I woke up this morning to the news that my beautiful friend Joannah died yesterday evening. She was shot outside of her home in the Kiambu forest on the outskirts of Nairobi. It seems very likely—perhaps near to certain—that this was the price she paid for her fight to keep that beautiful and lush place from being pillaged and paved over, stripped down to nothing to feed the inexorable creep of human hunger for more.

For most people I know and love, home is no longer a phrase that means what it did for Jo. In our fragmented way of living and being, home doesn’t mean belonging to a place and knowing its essence in our bones. Jo had lived much of her life there in that beautiful forest, raised her children there, tended to her aging father there, built a beautiful home for herself from the very soil under foot. A heart as big as she had couldn’t help but be constantly broken by the atrocities committed against her homeland’s wild and beautiful systems and creatures. I never would have doubted for a moment that she would die to protect that beloved stronghold she called home. Selfishly, I wish so very much she had not had to.

I was fortunate enough to be a guest in that home several times. Memories that were already precious to me that I will secure now in the innermost chamber of my heart. Joyful hours spent lounging on the beautiful deck under swaying trees with Jo and her daughter Siana, cooking and laughing and drinking wine and telling stories and enjoying visits from charismatic cats and even a hedgehog. I know Jo’s life as a Kenyan was never simple, and that she could not always be happy in that place knowing how we treat this Earth and feeling helpless to stop it, but we were very happy in those moments. And that was part of Jo’s magic: being able to release the hurt of those things and give way to childlike delight in the company of loved ones or at the onset of an adventure.

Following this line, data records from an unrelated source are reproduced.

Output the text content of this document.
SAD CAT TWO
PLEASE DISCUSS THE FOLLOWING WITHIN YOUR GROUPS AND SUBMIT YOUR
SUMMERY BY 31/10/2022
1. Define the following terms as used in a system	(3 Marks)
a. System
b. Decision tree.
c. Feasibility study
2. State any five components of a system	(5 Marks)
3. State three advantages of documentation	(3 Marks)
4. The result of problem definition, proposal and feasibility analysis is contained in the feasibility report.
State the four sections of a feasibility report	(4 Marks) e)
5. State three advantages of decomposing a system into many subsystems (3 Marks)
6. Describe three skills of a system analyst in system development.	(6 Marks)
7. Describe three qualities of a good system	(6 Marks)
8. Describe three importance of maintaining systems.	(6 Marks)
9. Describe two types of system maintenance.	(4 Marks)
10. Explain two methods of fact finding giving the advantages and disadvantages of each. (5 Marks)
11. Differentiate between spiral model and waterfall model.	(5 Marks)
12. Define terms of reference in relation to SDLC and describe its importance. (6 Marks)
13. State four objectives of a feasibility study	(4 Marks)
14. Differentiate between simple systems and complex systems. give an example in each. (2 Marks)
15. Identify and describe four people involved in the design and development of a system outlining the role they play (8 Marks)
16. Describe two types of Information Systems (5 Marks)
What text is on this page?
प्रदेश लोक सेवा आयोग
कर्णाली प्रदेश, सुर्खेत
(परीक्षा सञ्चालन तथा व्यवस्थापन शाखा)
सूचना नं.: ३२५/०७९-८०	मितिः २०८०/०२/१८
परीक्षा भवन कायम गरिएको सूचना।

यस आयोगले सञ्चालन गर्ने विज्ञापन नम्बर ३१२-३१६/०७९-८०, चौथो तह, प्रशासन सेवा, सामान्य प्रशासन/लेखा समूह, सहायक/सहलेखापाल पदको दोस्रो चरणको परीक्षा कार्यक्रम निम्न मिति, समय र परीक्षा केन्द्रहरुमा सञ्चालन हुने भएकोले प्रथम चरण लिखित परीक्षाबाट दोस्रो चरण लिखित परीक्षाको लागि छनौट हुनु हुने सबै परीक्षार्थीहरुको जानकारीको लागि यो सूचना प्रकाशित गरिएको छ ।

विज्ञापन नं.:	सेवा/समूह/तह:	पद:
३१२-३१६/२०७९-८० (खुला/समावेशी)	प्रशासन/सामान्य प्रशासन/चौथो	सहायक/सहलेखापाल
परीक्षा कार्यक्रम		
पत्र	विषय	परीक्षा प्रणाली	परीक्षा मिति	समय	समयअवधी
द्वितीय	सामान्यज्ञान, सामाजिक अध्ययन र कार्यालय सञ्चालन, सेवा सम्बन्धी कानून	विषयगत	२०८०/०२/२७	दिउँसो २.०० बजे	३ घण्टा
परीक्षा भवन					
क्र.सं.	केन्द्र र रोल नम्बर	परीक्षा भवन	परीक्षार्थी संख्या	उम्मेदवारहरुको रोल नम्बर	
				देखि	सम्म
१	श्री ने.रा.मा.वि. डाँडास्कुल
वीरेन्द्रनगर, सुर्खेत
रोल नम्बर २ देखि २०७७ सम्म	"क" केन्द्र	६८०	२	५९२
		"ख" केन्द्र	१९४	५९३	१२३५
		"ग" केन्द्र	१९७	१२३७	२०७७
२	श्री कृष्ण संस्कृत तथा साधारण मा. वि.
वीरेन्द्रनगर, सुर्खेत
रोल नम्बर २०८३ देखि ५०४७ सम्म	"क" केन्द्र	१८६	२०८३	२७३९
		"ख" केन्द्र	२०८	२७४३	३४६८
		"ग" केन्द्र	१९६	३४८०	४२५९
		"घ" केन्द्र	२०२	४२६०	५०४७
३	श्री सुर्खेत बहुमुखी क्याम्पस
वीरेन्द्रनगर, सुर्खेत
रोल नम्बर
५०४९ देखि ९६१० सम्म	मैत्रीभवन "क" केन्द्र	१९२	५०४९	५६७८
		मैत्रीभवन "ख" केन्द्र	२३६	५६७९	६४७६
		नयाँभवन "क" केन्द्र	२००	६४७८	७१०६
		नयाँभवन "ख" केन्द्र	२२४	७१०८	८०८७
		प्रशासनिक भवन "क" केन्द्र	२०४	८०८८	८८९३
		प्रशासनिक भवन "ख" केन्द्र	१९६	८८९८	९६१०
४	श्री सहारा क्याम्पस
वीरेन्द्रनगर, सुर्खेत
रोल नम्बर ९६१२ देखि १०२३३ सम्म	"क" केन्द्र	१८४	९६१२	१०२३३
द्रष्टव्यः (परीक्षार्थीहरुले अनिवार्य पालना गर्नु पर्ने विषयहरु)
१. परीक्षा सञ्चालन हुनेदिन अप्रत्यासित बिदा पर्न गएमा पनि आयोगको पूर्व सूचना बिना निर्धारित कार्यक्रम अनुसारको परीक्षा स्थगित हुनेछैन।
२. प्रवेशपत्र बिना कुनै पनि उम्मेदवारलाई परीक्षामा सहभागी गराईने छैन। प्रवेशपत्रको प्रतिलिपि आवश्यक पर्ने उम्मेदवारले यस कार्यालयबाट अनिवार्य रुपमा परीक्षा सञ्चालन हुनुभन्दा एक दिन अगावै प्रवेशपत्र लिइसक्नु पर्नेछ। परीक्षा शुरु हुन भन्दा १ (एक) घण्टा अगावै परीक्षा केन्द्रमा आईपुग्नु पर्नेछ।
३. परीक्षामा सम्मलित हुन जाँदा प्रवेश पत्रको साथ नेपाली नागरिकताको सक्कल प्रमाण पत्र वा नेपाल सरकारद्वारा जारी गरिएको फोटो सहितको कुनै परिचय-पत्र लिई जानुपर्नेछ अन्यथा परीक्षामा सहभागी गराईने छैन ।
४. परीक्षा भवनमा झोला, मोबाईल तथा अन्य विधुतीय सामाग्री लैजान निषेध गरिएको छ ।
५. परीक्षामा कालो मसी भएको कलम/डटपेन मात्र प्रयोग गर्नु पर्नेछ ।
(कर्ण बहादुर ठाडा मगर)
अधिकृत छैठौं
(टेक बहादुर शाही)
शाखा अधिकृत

I’m so grateful for the adventures I got to share with Jo. We had some truly epic ones, from the canyons of the Cuyama Valley to the remote vistas of Laikipia County. I treasured every moment I shared with her, and am left wanting more. I will miss so much her wry humor, her easiness to laughter, the incredible warmth that lived just beneath the surface of her tough exterior. I will miss her bold and vivacious spirit, and her deep love of what is good and true and wild and green. I wanted so much for her to know my young son, and even had a hairbrained scheme after he was born to ask her to come live with us for a year or two so she could rub off on him. My heart is broken that these things will not come to pass, but I am so very grateful for the precious times we had. Thank you, Sweet Joannah for being my friend and for the gift of your presence in my life. I will not forget you.